Scientists have finally solved the puzzle of the mysterious Wallace Line that runs through Indonesia, providing an explanation for the uneven distribution of animal species on either side of this boundary. This invisible but impactful line, first mapped out by British naturalist Alfred Russel Wallace more than 160 years ago, has puzzled researchers for centuries. But now, a new study sheds light on its origin and the factors that shaped it.
The Wallace Line
You've likely heard of famed naturalist Charles Darwin, but not a lot of people know that Alfred Russel Wallace, also a British naturalist, independently proposed a theory of evolution due to natural selection around the same time as Darwin. He is best known, however, for something you might find quite intriguing: the Wallace Line.
In the 19th century, while on an expedition, Wallace noted a surprising contrast in animal species on either side of an invisible boundary running between the Indonesian islands of Borneo and Sulawesi. To the west, the islands— including Borneo, Java, and Sumatra— are home to animals commonly found in Southeast Asia. However, when you move east past the line to islands like Sulawesi, New Guinea, and the Moluccas, the animals are more akin to species found in Australia.

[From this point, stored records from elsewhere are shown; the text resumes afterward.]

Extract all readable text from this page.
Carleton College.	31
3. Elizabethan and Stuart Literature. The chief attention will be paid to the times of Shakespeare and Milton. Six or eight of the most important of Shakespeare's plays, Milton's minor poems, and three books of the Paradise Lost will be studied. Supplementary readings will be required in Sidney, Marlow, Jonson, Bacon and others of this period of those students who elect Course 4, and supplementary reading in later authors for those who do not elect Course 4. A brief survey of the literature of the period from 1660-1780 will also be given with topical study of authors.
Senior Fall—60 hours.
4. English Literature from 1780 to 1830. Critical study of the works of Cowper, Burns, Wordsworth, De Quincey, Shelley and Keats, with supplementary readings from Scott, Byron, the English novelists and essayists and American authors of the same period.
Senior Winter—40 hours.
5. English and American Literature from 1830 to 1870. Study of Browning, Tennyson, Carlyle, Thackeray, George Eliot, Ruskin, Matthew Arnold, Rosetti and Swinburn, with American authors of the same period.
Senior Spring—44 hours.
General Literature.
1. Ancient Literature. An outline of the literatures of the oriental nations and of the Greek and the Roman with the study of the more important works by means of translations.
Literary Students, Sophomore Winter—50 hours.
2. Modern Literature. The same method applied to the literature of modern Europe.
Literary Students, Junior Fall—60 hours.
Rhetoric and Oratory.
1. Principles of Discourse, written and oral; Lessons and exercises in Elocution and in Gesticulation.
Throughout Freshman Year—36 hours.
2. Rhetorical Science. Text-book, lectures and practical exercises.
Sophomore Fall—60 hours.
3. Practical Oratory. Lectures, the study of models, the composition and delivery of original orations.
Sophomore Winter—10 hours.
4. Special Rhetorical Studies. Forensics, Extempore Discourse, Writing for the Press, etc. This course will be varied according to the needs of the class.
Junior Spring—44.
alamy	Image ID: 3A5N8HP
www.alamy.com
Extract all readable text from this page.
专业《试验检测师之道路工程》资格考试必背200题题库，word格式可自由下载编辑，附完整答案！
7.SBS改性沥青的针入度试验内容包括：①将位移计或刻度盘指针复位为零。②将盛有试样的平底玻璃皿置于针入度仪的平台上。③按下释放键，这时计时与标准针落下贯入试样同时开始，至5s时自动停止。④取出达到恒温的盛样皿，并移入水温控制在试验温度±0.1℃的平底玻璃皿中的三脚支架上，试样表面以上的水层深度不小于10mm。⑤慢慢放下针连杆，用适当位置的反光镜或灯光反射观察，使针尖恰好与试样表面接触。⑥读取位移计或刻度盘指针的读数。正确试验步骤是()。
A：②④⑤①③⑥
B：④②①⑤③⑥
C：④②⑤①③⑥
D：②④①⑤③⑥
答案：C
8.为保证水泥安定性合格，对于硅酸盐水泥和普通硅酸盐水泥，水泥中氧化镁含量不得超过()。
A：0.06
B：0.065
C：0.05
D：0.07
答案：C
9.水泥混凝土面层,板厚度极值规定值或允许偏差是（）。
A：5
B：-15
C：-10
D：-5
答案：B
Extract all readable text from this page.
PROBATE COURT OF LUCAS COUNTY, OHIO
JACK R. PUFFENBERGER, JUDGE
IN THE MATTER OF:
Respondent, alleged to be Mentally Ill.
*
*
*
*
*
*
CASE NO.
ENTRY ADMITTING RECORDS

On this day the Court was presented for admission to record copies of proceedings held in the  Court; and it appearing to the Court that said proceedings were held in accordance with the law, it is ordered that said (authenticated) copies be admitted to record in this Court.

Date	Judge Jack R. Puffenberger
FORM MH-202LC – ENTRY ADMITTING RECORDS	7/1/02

The Wallace Line delineates two distinct zones of animal and plant life. But the curious thing about this line is that it exists despite the geographical proximity of the islands. One might expect a gradual transition of species between areas so close, but that's not the case here.
This clear division of wildlife has puzzled scientists for over a century. Now, a new study may have finally explained the conundrum: extreme climate change triggered by tectonic activity around 35 million years ago played a crucial role in creating the Wallace Line.
Around that time, Australia drifted away from Antarctica and collided with Asia, causing significant changes in geography and also Earth's climate. The continental collision birthed the volcanic islands of Indonesia while also opening up a deep ocean surrounding Antarctica. In turn, this led to the formation of the Antarctic Circumpolar Current, which dramatically cooled the climate.
Stepping stones across Indonesia
The findings were made by biologists at the Australian National University (ANU) and ETH Zurich in Switzerland, who ran a computer model that predicts how this ancient tectonic event affected the range and diversification of species. This model revealed that the changing climate affected species differently on both sides of the Wallace Line.
If you travel to Borneo, you won't see any marsupial mammals, but if you go to the neighboring island of Sulawesi, you will. Australia, on the other hand, lacks mammals typical of Asia, such as bears, tigers or rhinos," Dr Alex Skeels, from ANU, said.
Although the global cooling caused by the merger of Australia and Asia unleashed a mass extinction event, the climate on the newly formed Indonesian islands was relatively welcoming for life: it was warm, wet, and tropical, much like today.
"So Asian fauna were already well-adapted and comfortable with these conditions, so that helped them settle in Australia," Skeels said.
"This was not the case for the Australian species. They had evolved in a cooler and increasingly drier climate over time and were therefore less successful in gaining a foothold on the tropical islands compared to the creatures migrating from Asia."
The researchers hope that their computer model can help forecast how modern-day climate change will impact living species. By understanding how species adapted to historical climate changes, scientists can better predict which species may be more adept at adapting to new environments in the future.
The Wallace Line serves as a demonstration of how geographical and geological factors can influence biodiversity. But it is not the only example. Closer to the Wallace Line, you'll find two other lines named after the scientists who discovered them: Weber's Line and Lydekker's Line.
Weber's line runs east of the Wallace Line and shows a gradual transition from Asian to Australian species. Further east is Lydekker's Line, which borders the edge of the Australian continent. Beyond this point, the species are predominantly Asian.
The Aïr and Ténéré Line is another fascinating biogeographical boundary. It runs through the Sahara Desert in Niger, separating the Western Saharan flora from the Eastern Saharan flora. Despite the harsh conditions, the regions on either side of this line boast different plant species adapted to their specific environments.
As the climate shifts at an alarming pace, it has perhaps never been more important to study these lines. Although their boundaries may be invisible, their impact is very much real.
The findings appeared in the journal Science.